U.S. District Judge Kristine Baker granted a preliminary injunction preventing the state from enforcing the law against Oregon-based Torfurky Co. while its constitutionality is being challenged. Tofurky produces tofu, quinoa and other plant-based sausages, deli slices and burgers.

The American Civil Liberties Union, the Good Food Institute and the Animal Legal Defense Fund sued in July on behalf of the company, and have argued that the law is an unconstitutional effort to shore up the state's meat and other industries.

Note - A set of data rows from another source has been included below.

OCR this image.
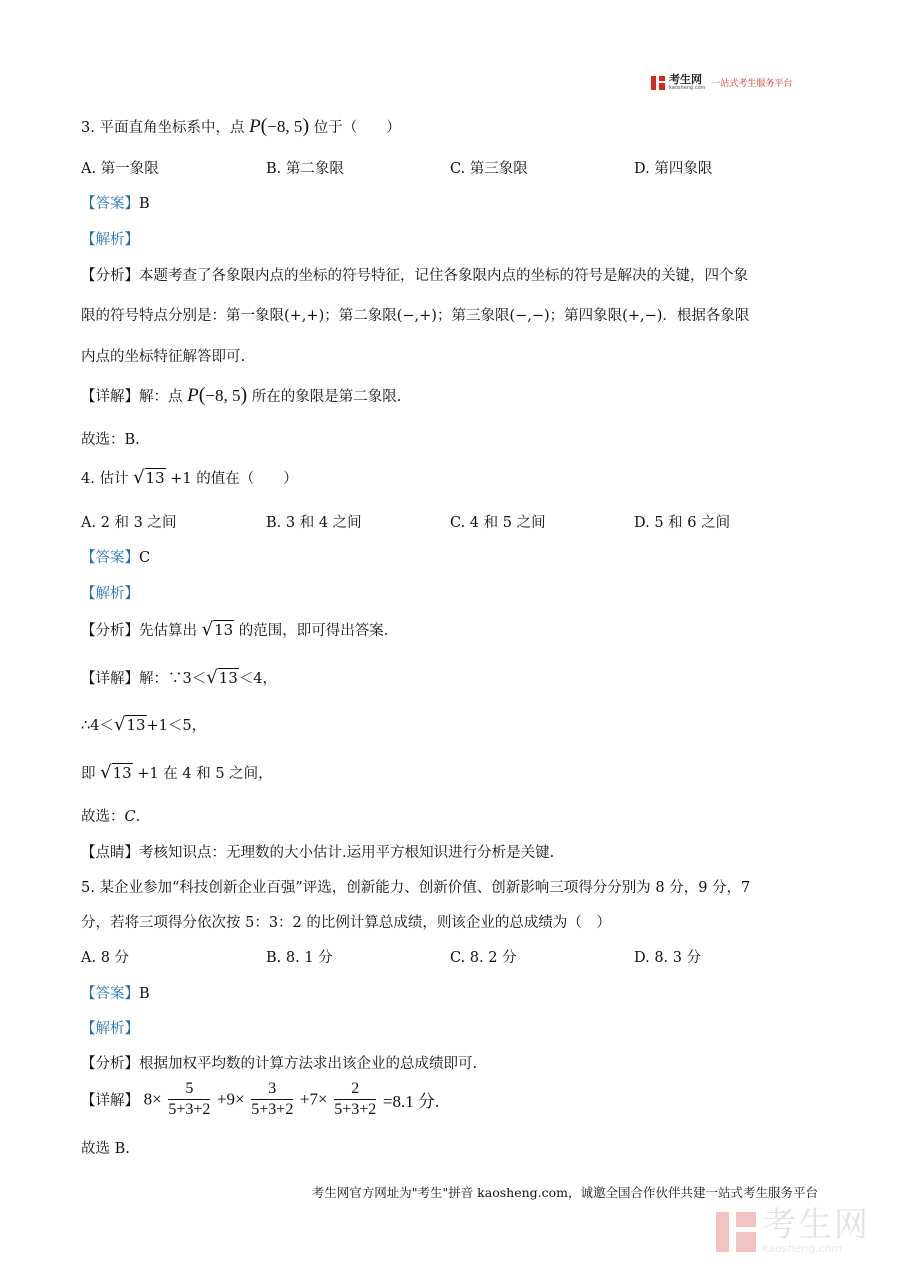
考生网
kaosheng.com 一站式考生服务平台
3. 平面直角坐标系中，点 P(−8, 5) 位于（　　）
A. 第一象限	B. 第二象限	C. 第三象限	D. 第四象限
【答案】B
【解析】
【分析】本题考查了各象限内点的坐标的符号特征，记住各象限内点的坐标的符号是解决的关键，四个象
限的符号特点分别是：第一象限(+,+)；第二象限(−,+)；第三象限(−,−)；第四象限(+,−)．根据各象限
内点的坐标特征解答即可.
【详解】解：点 P(−8, 5) 所在的象限是第二象限.
故选：B.
4. 估计 √13 +1 的值在（　　）
A. 2 和 3 之间	B. 3 和 4 之间	C. 4 和 5 之间	D. 5 和 6 之间
【答案】C
【解析】
【分析】先估算出 √13 的范围，即可得出答案.
【详解】解：∵3＜√13＜4，
∴4＜√13+1＜5，
即 √13 +1 在 4 和 5 之间，
故选：C.
【点睛】考核知识点：无理数的大小估计.运用平方根知识进行分析是关键.
5. 某企业参加“科技创新企业百强”评选，创新能力、创新价值、创新影响三项得分分别为 8 分，9 分，7
分，若将三项得分依次按 5：3：2 的比例计算总成绩，则该企业的总成绩为（　）
A. 8 分	B. 8. 1 分	C. 8. 2 分	D. 8. 3 分
【答案】B
【解析】
【分析】根据加权平均数的计算方法求出该企业的总成绩即可.
【详解】 $8\times \frac{5}{5+3+2} +9\times \frac{3}{5+3+2} +7\times \frac{2}{5+3+2} =8.1$ 分.
故选 B.
考生网官方网址为"考生"拼音 kaosheng.com，诚邀全国合作伙伴共建一站式考生服务平台
考生网
kaosheng.com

Arkansas' law was enacted this year. It prohibits labeling a product as meat, rice, beef, or pork, as well as any term “that has been used or defined historically in reference to a specific agricultural product.” Companies can be fined up to $1,000 for each violation under the law. The law also prohibits companies from labeling other vegetables, such as cauliflower, as “rice.” Arkansas is the nation’s top rice producer.

The law is similar to labeling laws recently passed in several other states, including Mississippi, Louisiana and South Dakota.

“We’re glad the court blocked the state’s blatantly unconstitutional effort to stifle competition by censoring speech,” Brian Hauss, staff attorney with the ACLU's Speech, Privacy and Technology Project, said in a statement. "Legislatures that have passed or are considering similarly absurd laws in their states should take note of this ruling and correct course now.”

Arkansas has not taken steps to enforce the law because of the lawsuit, but Baker said the company faces a credible threat of retroactive penalties.

“The court determines that the public interest weighs in favor of a preliminary injunction while (the label law's) constitutionality is sorted out,” Baker wrote.

Tofurky had argued that in order to comply with the law the company would have to design specific, Arkansas-compliant packaging, change the packaging nationwide, stop selling in the state or knowingly break the law. Tofurky estimated that changing its marketing and packaging practices nationwide would cost nearly $1 million.

“We are pleased that the court blocked this unconstitutional law from being enforced while our underlying lawsuit proceeds, so that consumers can continue to have access to familiar plant-based products in Arkansas for the foreseeable future," Jaime Athos, Tofurky's CEO, said in a statement.

A spokeswoman said Arkansas Attorney General Leslie Rutledge was disappointed by the decision and is determining next steps.